10.26. distutils.command — Individual Distutils commands

10.27. distutils.command.bdist — Build a binary installer

10.28. distutils.command.bdist_packager — Abstract base class for packagers

10.29. distutils.command.bdist_dumb — Build a “dumb” installer

10.30. distutils.command.bdist_msi — Build a Microsoft Installer binary package

class distutils.command.bdist_msi.bdist_msi

Builds a Windows Installer (.msi) binary package.

In most cases, the bdist_msi installer is a better choice than the bdist_wininst installer, because it provides better support for Win64 platforms, allows administrators to perform non-interactive installations, and allows installation through group policies.
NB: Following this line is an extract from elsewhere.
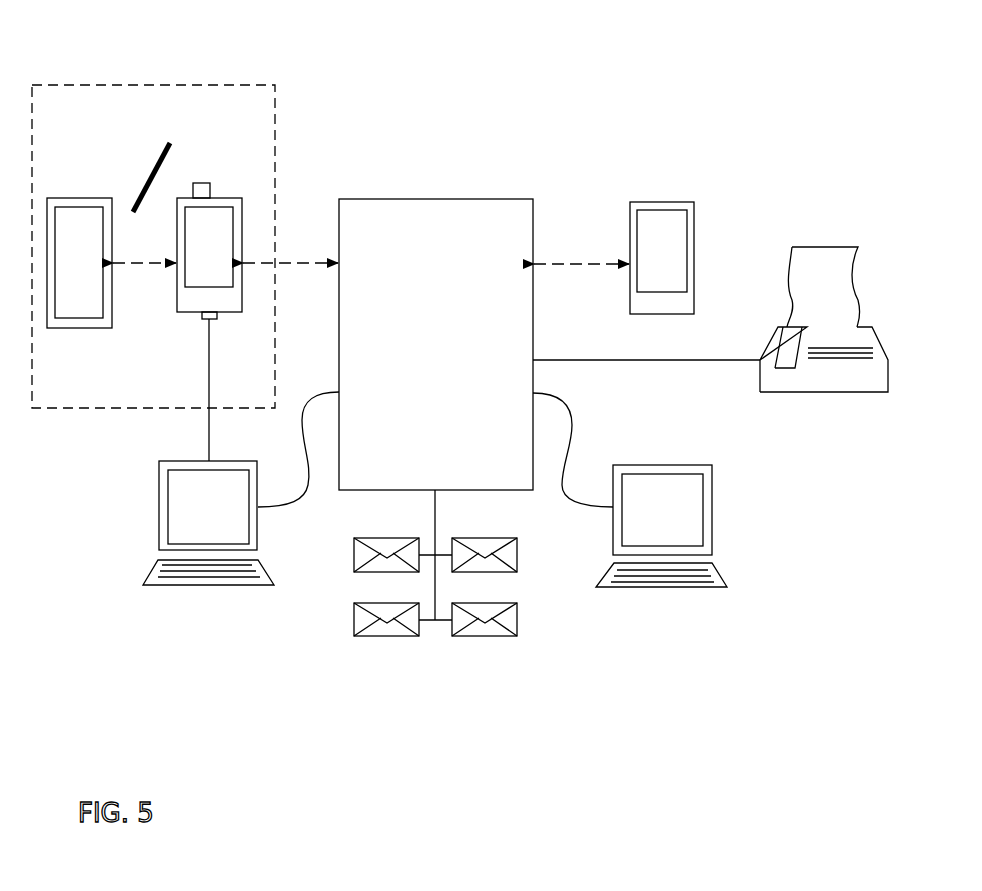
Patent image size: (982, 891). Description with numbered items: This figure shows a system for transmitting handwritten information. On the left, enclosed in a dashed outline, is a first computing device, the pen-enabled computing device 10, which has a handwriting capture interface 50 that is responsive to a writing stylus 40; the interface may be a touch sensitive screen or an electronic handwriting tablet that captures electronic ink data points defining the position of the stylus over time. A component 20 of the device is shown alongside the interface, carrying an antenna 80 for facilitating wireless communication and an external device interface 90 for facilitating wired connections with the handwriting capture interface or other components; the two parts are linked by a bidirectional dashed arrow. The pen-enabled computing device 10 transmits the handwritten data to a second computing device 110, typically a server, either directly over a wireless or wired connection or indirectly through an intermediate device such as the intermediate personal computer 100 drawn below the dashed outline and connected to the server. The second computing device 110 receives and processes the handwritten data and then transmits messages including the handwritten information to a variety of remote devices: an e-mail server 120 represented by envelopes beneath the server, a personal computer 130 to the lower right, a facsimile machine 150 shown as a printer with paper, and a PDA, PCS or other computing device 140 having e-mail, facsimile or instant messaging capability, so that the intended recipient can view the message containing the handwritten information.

10.31. distutils.command.bdist_rpm — Build a binary distribution as a Redhat RPM and SRPM

10.32. distutils.command.bdist_wininst — Build a Windows installer

10.33. distutils.command.sdist — Build a source distribution

10.34. distutils.command.build — Build all files of a package

10.35. distutils.command.build_clib — Build any C libraries in a package

10.36. distutils.command.build_ext — Build any extensions in a package

10.37. distutils.command.build_py — Build the .py/.pyc files of a package

10.38. distutils.command.build_scripts — Build the scripts of a package

10.39. distutils.command.clean — Clean a package build area

10.40. distutils.command.config — Perform package configuration

10.41. distutils.command.install — Install a package

10.42. distutils.command.install_data — Install data files from a package

10.43. distutils.command.install_headers — Install C/C++ header files from a package

10.44. distutils.command.install_lib — Install library files from a package

10.45. distutils.command.install_scripts — Install script files from a package

10.46. distutils.command.register — Register a module with the Python Package Index

The register command registers the package with the Python Package Index. This is described in more detail in PEP 301.

10.47. distutils.command.check — Check the meta-data of a package

The check command performs some tests on the meta-data of a package. For example, it verifies that all required meta-data are provided as the arguments passed to the setup() function.